# Two British Short Cats need re homing.



## jill3 (Feb 18, 2009)

This has come from my friend who knows someone who is going to America and need to find a home for these two Lovely Boys.
They need to be together and they are aged 3 and 4 years old.
I will try and find a few more details.
If anyone is interested please contact me.

They are lovely aren't they:001_wub:


----------



## colliemerles (Nov 2, 2007)

_they are beautiful, I am sure someone will offer them a home._


----------



## jill3 (Feb 18, 2009)

found out some more info.

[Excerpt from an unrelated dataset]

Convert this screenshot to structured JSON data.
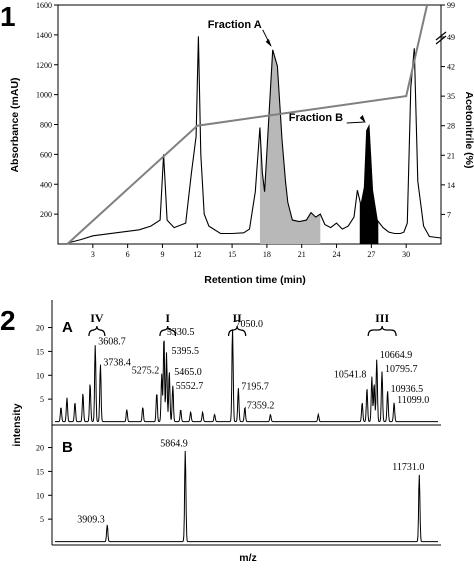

They are Neutered and they are in the Norfolk area.


----------



## catcoonz (Aug 4, 2012)

They are beautiful, hope they find a wonderful home soon.


----------



## jill3 (Feb 18, 2009)

I have some Great News about these two Chunky Monkeys
A forum member went to see these last Saturday and today they are going to Live with her.
I hope all goes well Sam.
I Know you want to change their names as they are Polish and are quite difficult to pronounce.

Here are a few ideas.
Jasper
Boris
Willy
Archie
Eddy
Freddy
Billy
Monty
Dave
Tommy
:biggrin:


----------



## kellyrich (Jan 8, 2009)

They are so beautiful and look well looked after!

I hope they enjoy their new home...we want more pics when they are settled!!


----------